Quand Rakitić inscrit le tir au but vainqueur pour la Croatie, passé un soupir de déception, la foule rentre calmement chez elle, alors que Sergei et Yevgeni tentent, sans succès, de la faire chanter une dernière fois. « Il n’y a que des faux supporters ici » , siffle Yevgeni. Andreï, un homme dont le tee-shirt représente un ours tirant à la kalash, sourit en disant qu’il s’attendait à la défaite. Boris, lui, affirme qu’il n’est pas triste du tout. « Je supportais l’Allemagne au début, maintenant je supporte la Belgique, lance-t-il.
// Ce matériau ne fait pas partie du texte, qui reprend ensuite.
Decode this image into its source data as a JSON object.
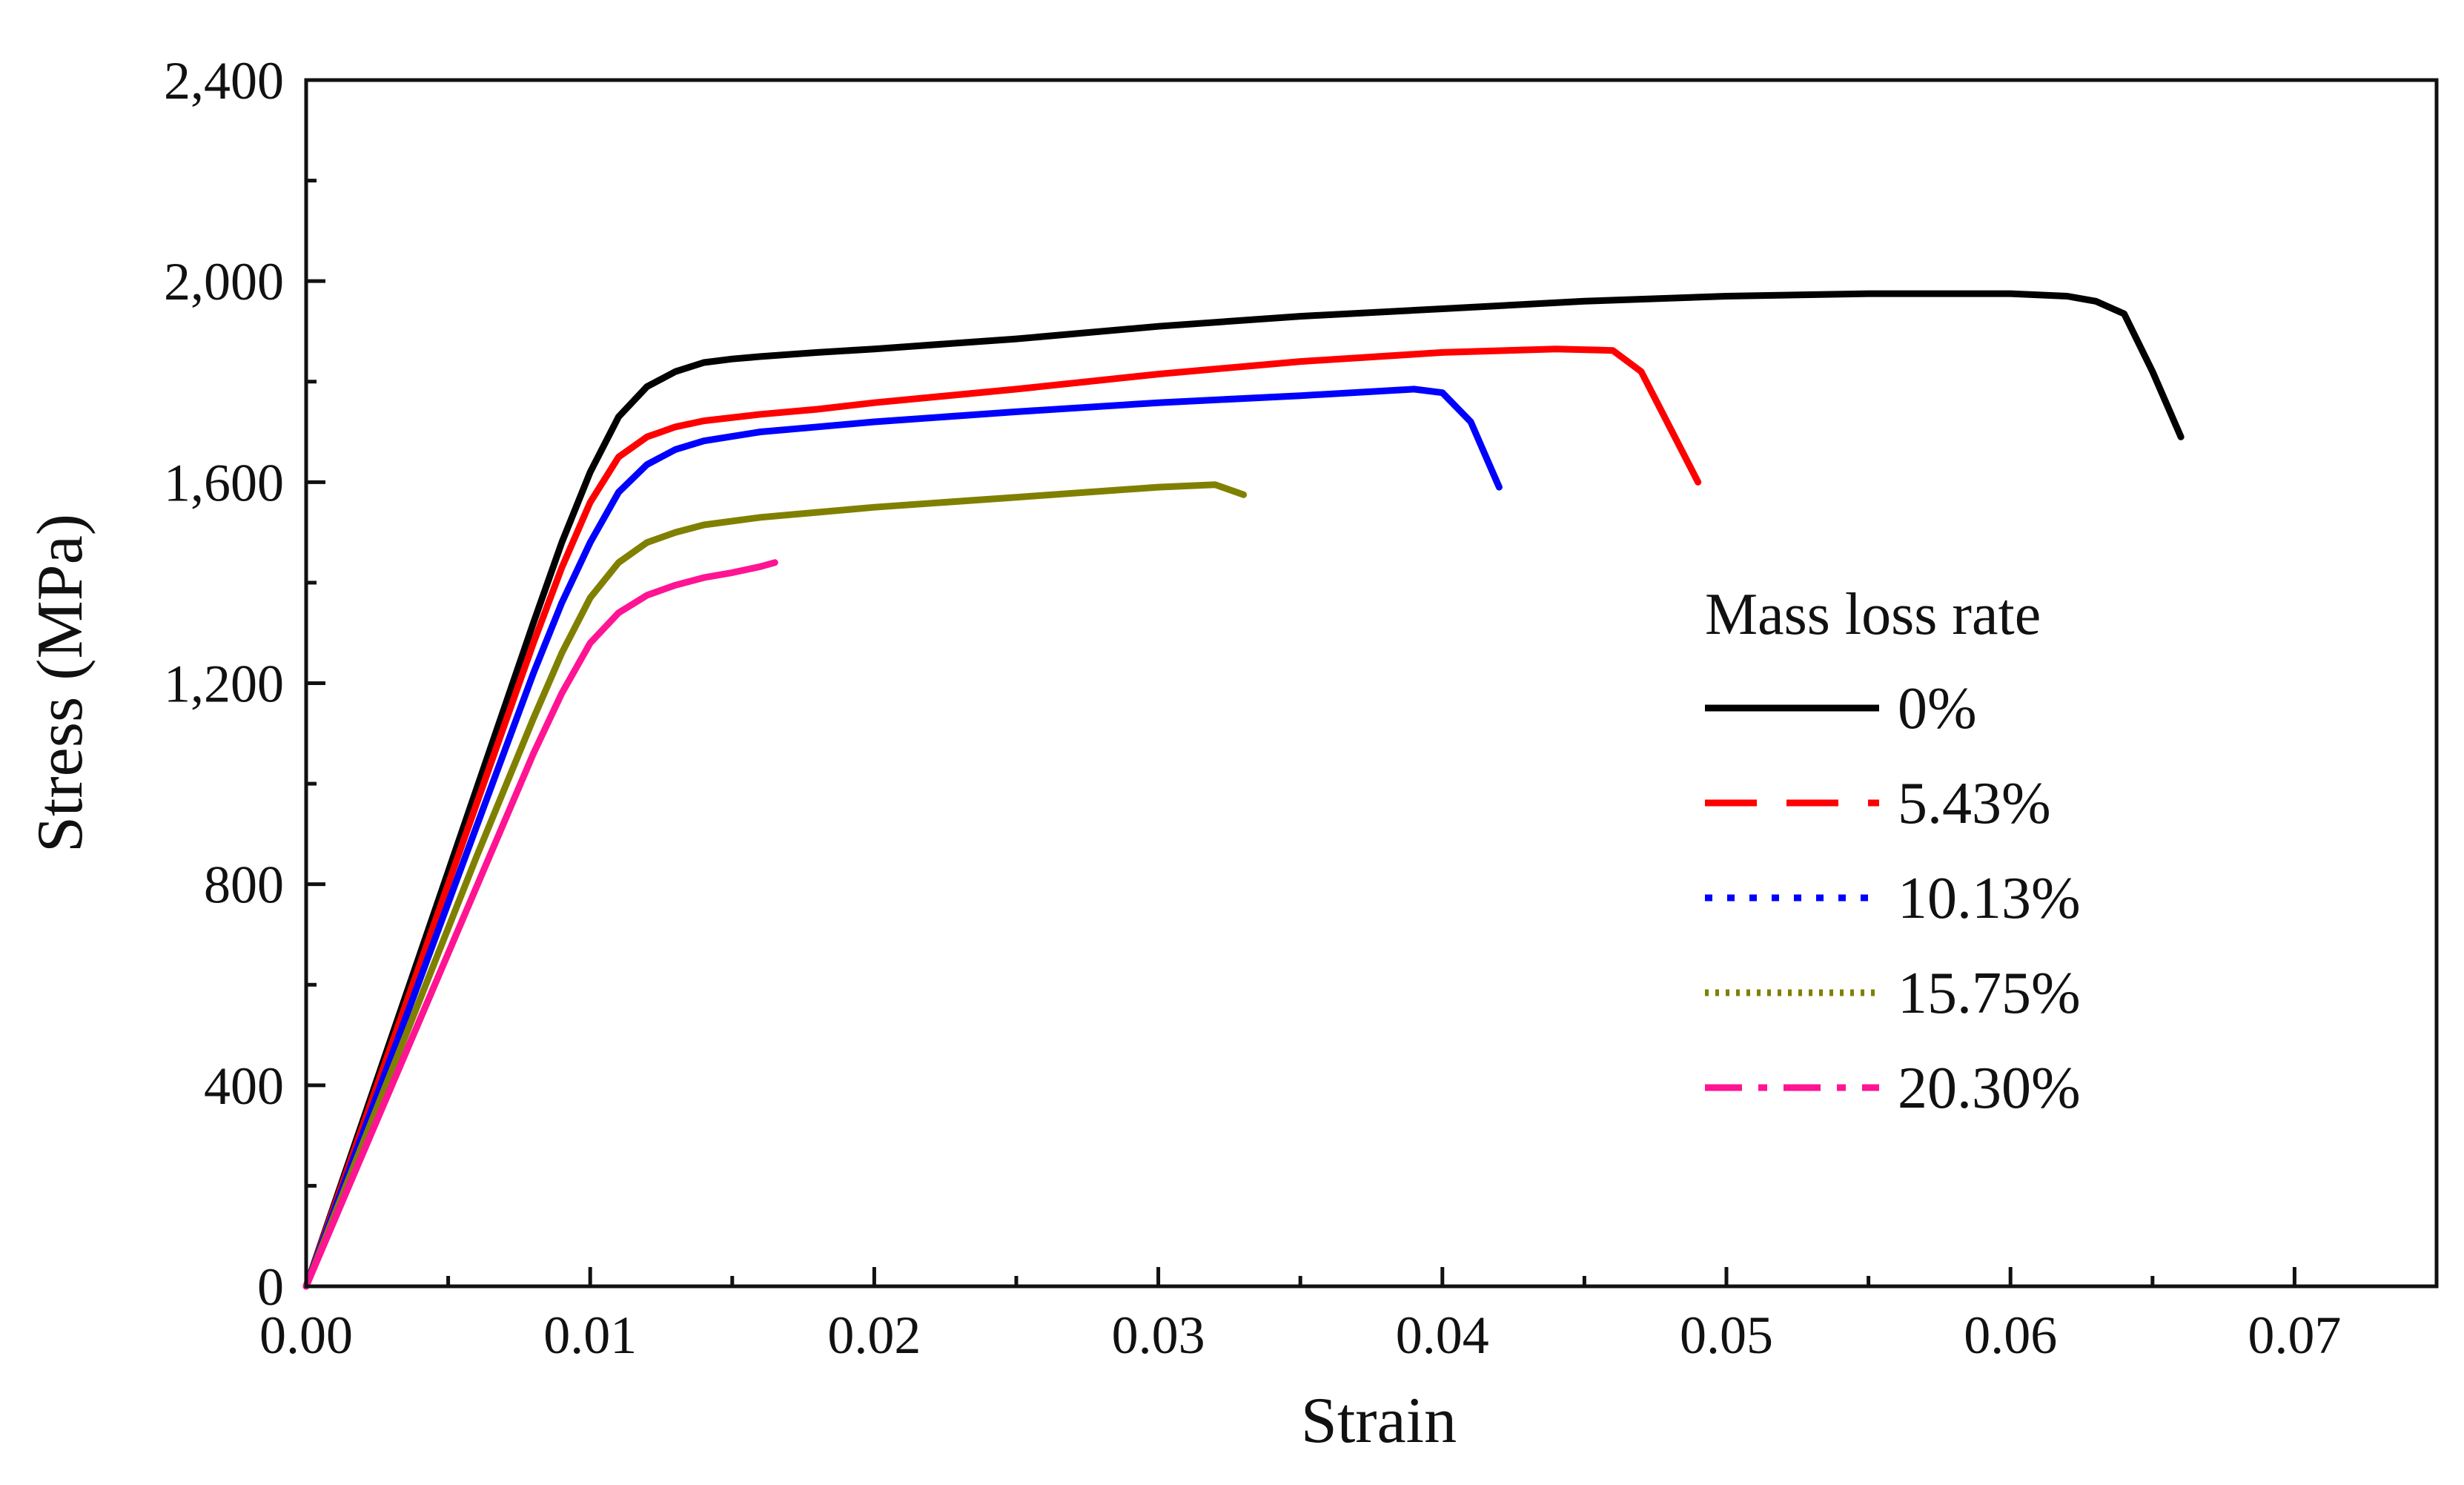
{
  "chart_data": {
    "type": "line",
    "title": "",
    "xlabel": "Strain",
    "ylabel": "Stress (MPa)",
    "xlim": [
      0,
      0.075
    ],
    "ylim": [
      0,
      2400
    ],
    "xticks": [
      0,
      0.01,
      0.02,
      0.03,
      0.04,
      0.05,
      0.06,
      0.07
    ],
    "xtick_labels": [
      "0.00",
      "0.01",
      "0.02",
      "0.03",
      "0.04",
      "0.05",
      "0.06",
      "0.07"
    ],
    "yticks": [
      0,
      400,
      800,
      1200,
      1600,
      2000,
      2400
    ],
    "ytick_labels": [
      "0",
      "400",
      "800",
      "1,200",
      "1,600",
      "2,000",
      "2,400"
    ],
    "grid": false,
    "legend": {
      "title": "Mass loss rate",
      "position": "center-right"
    },
    "series": [
      {
        "name": "0%",
        "color": "#000000",
        "dash": "solid",
        "x": [
          0,
          0.002,
          0.004,
          0.006,
          0.008,
          0.009,
          0.01,
          0.011,
          0.012,
          0.013,
          0.014,
          0.015,
          0.016,
          0.018,
          0.02,
          0.025,
          0.03,
          0.035,
          0.04,
          0.045,
          0.05,
          0.055,
          0.06,
          0.062,
          0.063,
          0.064,
          0.065,
          0.066
        ],
        "y": [
          0,
          330,
          660,
          990,
          1320,
          1480,
          1620,
          1730,
          1790,
          1820,
          1838,
          1845,
          1850,
          1858,
          1865,
          1885,
          1910,
          1930,
          1945,
          1960,
          1970,
          1975,
          1975,
          1970,
          1960,
          1935,
          1820,
          1690
        ]
      },
      {
        "name": "5.43%",
        "color": "#ff0000",
        "dash": "dashed",
        "x": [
          0,
          0.002,
          0.004,
          0.006,
          0.008,
          0.009,
          0.01,
          0.011,
          0.012,
          0.013,
          0.014,
          0.016,
          0.018,
          0.02,
          0.025,
          0.03,
          0.035,
          0.04,
          0.044,
          0.046,
          0.047,
          0.048,
          0.049
        ],
        "y": [
          0,
          320,
          640,
          960,
          1280,
          1430,
          1560,
          1650,
          1690,
          1710,
          1722,
          1735,
          1745,
          1758,
          1785,
          1815,
          1840,
          1858,
          1865,
          1862,
          1820,
          1710,
          1600
        ]
      },
      {
        "name": "10.13%",
        "color": "#0000ff",
        "dash": "dotted",
        "x": [
          0,
          0.002,
          0.004,
          0.006,
          0.008,
          0.009,
          0.01,
          0.011,
          0.012,
          0.013,
          0.014,
          0.016,
          0.018,
          0.02,
          0.025,
          0.03,
          0.035,
          0.039,
          0.04,
          0.041,
          0.042
        ],
        "y": [
          0,
          305,
          610,
          915,
          1220,
          1360,
          1480,
          1580,
          1635,
          1665,
          1682,
          1700,
          1710,
          1720,
          1740,
          1758,
          1772,
          1785,
          1778,
          1720,
          1590
        ]
      },
      {
        "name": "15.75%",
        "color": "#808000",
        "dash": "densely-dotted",
        "x": [
          0,
          0.002,
          0.004,
          0.006,
          0.008,
          0.009,
          0.01,
          0.011,
          0.012,
          0.013,
          0.014,
          0.016,
          0.018,
          0.02,
          0.025,
          0.03,
          0.032,
          0.033
        ],
        "y": [
          0,
          285,
          570,
          855,
          1130,
          1260,
          1370,
          1440,
          1480,
          1500,
          1515,
          1530,
          1540,
          1550,
          1570,
          1590,
          1595,
          1575
        ]
      },
      {
        "name": "20.30%",
        "color": "#ff1493",
        "dash": "dash-dot",
        "x": [
          0,
          0.002,
          0.004,
          0.006,
          0.008,
          0.009,
          0.01,
          0.011,
          0.012,
          0.013,
          0.014,
          0.015,
          0.016,
          0.0165
        ],
        "y": [
          0,
          265,
          530,
          795,
          1060,
          1180,
          1280,
          1340,
          1375,
          1395,
          1410,
          1420,
          1432,
          1440
        ]
      }
    ]
  }
}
Ma patrie, c’est l’Ukraine. Je peux te le dire : le jour de l’indépendance de l’Ukraine, le 24 août 2013 (quelques mois avant la crise de mars 2014, N.D.L.R.), il y avait autant de monde sur cette place. » De toute façon, il n’est plus l’heure de parler foot, ni politique. Chez Pivorotti, le bar à bière du coin, il y a déjà la queue. Sur les quais, non loin, où s’alignent les boîtes de nuit, les filles défilent déjà en robe et talons. Élimination ou pas, annexion ou pas, sanctions ou pas, ce soir, c’est samedi soir. Et la fête commence.